G30S sendiri gagal menuntaskan misinya.

4. Pembubaran Cakrabirawa

Meletusnya G30S, membuat nama Resimen Cakrabirawa tercoreng.


Ditambah lagi ketika seorang mahasiswa Arif Rahman Hakim mati tertembak saat demonstrasi di
tahun 1966.

Diembuskan isu Arif Rahman Hakim tewas ditembak pasukan Kawal Istana Cakrabirawa dari Batalyon
II KKO.

Mahasiswa yang marah, membawa jaket Arif yang bernoda darah sambil berteriak Cakrabirawa
pembunuh.

Maulwi Saelan, Wakil Komandan Cakrabirawa mendapat informasi bahwa penembak Arif bukanlah
pasukan Cakrabirawa dari KKO.

Menurutnya, Arif ditembak oleh anggota patroli garnisun Pomdam V Jaya di Lapangan Banteng.

Setelah keluarnya Supersemar, mulailah Cakrabirawa diperlemah.

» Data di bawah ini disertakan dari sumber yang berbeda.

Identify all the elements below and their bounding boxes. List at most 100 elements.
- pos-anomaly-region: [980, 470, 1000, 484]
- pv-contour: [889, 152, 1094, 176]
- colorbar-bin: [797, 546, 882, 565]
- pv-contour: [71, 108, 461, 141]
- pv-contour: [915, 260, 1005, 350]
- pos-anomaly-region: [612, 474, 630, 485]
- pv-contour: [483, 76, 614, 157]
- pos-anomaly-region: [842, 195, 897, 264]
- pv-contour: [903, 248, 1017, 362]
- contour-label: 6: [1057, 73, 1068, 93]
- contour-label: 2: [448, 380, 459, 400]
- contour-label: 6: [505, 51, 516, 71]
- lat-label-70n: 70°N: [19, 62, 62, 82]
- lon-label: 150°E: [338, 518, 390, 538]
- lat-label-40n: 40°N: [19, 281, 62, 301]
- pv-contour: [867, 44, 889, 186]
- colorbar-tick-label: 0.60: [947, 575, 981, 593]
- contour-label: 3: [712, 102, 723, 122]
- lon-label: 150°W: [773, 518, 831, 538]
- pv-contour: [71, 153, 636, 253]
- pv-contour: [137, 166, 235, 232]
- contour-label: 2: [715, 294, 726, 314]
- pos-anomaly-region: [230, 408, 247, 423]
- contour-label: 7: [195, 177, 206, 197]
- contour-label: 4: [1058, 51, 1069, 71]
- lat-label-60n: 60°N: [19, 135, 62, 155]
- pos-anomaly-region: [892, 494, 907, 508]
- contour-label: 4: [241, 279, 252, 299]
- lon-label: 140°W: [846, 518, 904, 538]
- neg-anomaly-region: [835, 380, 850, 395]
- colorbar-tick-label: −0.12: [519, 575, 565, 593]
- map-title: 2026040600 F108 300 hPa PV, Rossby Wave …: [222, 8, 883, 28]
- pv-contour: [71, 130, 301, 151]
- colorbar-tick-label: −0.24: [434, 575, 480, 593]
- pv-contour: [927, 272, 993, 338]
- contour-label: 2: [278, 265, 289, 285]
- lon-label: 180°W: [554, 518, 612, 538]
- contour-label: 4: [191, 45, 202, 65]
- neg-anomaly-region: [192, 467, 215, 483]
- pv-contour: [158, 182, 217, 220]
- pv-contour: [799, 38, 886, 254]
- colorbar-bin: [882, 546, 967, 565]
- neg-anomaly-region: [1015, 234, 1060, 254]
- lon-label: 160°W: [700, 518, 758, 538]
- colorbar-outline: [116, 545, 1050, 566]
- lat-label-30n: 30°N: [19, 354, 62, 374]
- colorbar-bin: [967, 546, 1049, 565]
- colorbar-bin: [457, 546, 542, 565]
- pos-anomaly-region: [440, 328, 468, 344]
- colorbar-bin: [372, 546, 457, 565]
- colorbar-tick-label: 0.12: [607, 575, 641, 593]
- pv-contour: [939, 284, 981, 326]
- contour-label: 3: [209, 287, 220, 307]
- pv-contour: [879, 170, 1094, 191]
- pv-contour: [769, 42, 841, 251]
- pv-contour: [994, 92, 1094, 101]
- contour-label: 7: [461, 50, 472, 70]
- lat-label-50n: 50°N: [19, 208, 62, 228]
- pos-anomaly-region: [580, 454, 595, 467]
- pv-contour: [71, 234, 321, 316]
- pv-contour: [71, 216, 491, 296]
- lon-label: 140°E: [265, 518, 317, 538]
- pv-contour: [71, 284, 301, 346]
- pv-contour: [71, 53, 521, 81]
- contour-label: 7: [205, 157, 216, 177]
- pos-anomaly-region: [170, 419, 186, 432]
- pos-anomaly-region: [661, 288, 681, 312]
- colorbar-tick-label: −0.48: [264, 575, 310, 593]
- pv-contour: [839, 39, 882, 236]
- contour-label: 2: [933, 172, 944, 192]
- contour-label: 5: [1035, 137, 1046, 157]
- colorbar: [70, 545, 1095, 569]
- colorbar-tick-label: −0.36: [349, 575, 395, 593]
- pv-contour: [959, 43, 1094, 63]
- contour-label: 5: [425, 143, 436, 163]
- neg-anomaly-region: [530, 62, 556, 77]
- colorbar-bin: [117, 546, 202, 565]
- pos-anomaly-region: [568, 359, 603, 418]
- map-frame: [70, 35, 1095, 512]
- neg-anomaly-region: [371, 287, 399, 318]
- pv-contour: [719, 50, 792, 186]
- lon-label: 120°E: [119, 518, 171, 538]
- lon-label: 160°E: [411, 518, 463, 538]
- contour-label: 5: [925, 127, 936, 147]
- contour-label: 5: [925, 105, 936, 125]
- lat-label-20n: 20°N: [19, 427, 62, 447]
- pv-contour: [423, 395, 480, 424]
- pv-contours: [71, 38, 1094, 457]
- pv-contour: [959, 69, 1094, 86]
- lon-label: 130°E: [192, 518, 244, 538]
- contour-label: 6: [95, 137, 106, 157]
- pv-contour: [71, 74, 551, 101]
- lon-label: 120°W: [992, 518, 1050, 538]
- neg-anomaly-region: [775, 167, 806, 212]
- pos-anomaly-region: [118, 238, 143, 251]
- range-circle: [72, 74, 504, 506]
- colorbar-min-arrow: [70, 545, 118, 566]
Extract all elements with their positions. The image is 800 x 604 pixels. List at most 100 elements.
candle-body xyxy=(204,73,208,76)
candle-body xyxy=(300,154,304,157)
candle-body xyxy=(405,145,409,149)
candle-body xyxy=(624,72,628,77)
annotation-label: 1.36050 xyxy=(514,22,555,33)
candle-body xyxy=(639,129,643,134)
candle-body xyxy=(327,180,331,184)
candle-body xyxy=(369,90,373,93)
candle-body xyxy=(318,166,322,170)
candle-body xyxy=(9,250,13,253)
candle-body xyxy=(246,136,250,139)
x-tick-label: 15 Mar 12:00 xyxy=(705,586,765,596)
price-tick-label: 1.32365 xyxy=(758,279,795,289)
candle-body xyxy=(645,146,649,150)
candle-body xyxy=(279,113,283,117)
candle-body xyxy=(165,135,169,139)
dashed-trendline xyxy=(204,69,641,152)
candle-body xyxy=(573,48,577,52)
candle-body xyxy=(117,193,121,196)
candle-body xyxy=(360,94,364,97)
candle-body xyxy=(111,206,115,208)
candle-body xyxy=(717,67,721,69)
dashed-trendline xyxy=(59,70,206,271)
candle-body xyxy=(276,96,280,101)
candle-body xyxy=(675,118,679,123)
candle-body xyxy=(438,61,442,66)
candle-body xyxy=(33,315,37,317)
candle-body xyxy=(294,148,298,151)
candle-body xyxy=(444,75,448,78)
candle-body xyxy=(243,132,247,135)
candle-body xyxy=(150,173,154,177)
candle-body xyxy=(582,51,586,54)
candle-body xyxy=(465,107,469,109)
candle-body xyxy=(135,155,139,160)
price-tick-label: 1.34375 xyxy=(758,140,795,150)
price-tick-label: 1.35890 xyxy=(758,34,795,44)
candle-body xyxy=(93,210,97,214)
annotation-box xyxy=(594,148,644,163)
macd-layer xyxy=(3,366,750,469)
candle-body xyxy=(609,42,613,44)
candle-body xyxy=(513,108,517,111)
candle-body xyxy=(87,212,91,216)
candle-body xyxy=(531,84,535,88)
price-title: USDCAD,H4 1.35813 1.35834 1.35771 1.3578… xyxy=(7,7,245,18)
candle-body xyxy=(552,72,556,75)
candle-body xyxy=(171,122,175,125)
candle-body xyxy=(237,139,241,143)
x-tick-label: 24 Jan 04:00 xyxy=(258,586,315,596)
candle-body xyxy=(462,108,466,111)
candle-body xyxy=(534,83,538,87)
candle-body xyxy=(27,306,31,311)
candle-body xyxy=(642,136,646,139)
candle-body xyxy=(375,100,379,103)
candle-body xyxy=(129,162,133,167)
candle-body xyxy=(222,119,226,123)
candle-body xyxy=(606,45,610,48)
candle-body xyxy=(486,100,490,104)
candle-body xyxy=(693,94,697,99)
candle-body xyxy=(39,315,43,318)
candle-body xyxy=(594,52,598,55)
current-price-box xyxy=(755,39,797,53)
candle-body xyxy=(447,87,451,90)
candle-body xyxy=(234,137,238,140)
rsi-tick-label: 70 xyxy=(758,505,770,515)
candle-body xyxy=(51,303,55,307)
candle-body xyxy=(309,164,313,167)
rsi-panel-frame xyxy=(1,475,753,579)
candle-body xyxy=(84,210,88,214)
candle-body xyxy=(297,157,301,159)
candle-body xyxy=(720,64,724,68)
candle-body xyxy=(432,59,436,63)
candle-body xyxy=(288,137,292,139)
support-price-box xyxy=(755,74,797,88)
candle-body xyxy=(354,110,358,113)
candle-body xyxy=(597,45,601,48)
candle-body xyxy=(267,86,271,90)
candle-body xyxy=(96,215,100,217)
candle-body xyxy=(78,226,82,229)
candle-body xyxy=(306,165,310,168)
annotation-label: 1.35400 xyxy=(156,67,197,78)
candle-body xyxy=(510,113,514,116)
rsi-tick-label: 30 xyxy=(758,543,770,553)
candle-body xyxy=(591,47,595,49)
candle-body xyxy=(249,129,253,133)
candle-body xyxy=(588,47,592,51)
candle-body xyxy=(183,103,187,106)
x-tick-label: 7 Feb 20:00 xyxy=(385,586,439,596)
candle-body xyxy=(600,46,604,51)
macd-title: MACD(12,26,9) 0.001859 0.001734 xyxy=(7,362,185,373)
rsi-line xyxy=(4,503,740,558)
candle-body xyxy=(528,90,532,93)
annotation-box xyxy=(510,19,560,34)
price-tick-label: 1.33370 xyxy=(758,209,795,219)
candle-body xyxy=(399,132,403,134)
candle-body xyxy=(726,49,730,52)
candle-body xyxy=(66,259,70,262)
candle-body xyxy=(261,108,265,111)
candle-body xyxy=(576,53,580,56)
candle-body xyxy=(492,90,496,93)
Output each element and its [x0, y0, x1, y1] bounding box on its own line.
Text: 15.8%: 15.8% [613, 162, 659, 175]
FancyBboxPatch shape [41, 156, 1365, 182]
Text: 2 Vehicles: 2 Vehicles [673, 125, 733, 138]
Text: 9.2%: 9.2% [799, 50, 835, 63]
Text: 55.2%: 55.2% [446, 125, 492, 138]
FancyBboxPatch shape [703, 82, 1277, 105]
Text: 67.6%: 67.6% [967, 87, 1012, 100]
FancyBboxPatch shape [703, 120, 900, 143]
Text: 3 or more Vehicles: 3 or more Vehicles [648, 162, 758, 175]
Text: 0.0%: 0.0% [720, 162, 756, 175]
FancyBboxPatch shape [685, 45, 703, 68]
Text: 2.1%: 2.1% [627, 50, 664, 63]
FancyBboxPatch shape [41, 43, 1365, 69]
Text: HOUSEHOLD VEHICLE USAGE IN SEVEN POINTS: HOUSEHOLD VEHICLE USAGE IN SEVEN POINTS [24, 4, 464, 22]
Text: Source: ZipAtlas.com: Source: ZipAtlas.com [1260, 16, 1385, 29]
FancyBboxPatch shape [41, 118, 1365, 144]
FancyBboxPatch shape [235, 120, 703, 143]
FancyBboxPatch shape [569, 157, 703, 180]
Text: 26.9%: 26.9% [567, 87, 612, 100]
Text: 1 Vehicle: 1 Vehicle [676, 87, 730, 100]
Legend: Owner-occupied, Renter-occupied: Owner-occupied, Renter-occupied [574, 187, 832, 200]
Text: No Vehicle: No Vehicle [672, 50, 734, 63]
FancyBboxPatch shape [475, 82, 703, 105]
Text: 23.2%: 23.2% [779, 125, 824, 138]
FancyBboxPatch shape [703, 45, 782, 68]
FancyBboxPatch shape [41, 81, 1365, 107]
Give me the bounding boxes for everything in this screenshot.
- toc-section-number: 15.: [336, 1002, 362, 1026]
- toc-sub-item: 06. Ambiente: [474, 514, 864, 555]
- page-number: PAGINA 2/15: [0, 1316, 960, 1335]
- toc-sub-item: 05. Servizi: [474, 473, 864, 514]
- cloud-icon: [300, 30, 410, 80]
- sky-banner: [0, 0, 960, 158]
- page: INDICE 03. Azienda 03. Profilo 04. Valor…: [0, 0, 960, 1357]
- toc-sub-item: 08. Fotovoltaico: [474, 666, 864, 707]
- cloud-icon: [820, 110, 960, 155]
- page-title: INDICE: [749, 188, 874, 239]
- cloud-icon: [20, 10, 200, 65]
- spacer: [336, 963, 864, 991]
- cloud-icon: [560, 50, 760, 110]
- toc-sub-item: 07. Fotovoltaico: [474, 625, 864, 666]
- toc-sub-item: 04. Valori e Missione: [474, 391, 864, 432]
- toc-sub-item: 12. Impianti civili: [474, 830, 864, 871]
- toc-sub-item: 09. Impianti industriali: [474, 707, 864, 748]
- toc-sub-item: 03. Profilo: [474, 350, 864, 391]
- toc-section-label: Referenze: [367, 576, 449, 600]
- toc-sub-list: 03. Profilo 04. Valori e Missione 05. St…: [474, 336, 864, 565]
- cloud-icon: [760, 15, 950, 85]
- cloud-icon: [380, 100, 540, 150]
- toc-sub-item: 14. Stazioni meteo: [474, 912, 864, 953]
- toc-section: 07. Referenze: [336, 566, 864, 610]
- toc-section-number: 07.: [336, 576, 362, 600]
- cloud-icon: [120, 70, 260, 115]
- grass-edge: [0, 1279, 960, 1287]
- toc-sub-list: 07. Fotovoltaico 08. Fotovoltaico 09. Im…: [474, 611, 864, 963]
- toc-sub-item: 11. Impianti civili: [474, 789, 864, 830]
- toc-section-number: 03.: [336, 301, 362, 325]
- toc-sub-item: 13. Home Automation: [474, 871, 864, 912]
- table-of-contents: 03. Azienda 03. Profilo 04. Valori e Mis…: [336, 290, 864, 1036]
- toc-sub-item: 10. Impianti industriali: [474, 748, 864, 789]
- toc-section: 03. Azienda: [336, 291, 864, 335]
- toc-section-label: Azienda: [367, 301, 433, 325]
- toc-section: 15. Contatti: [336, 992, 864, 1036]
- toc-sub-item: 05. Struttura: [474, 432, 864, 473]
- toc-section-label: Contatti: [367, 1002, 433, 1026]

Rapat gabungan empat angkatan pada 22 Maret 1966 memutuskan menarik kesatuannya dari
Cakrabirawa.

KSAD Jenderal Maraden Panggabean lalu memanggil semua pimpinan Cakrabirawa.

Hanya Komandan Batalyon Kawal Kehormatan yang tidak hadir.

“Tugas ini sudah selesai,” kata Maraden kepada anggota Cakrabirawa.

Pada 28 Maret 1966 diadakan serah terima tugas kemanan dan keselamatan Presiden dari Komandan
Cakrabirawa Brigjen M Sabur kepada Direktur POMAD Brigjen Sudirgo.

Lalu penjagaan Istana Negara diambil alih Satgas POMAD.

Tamatlah sudah keberadaan Cakrabirawa sebagai pasukan pengamanan Presiden.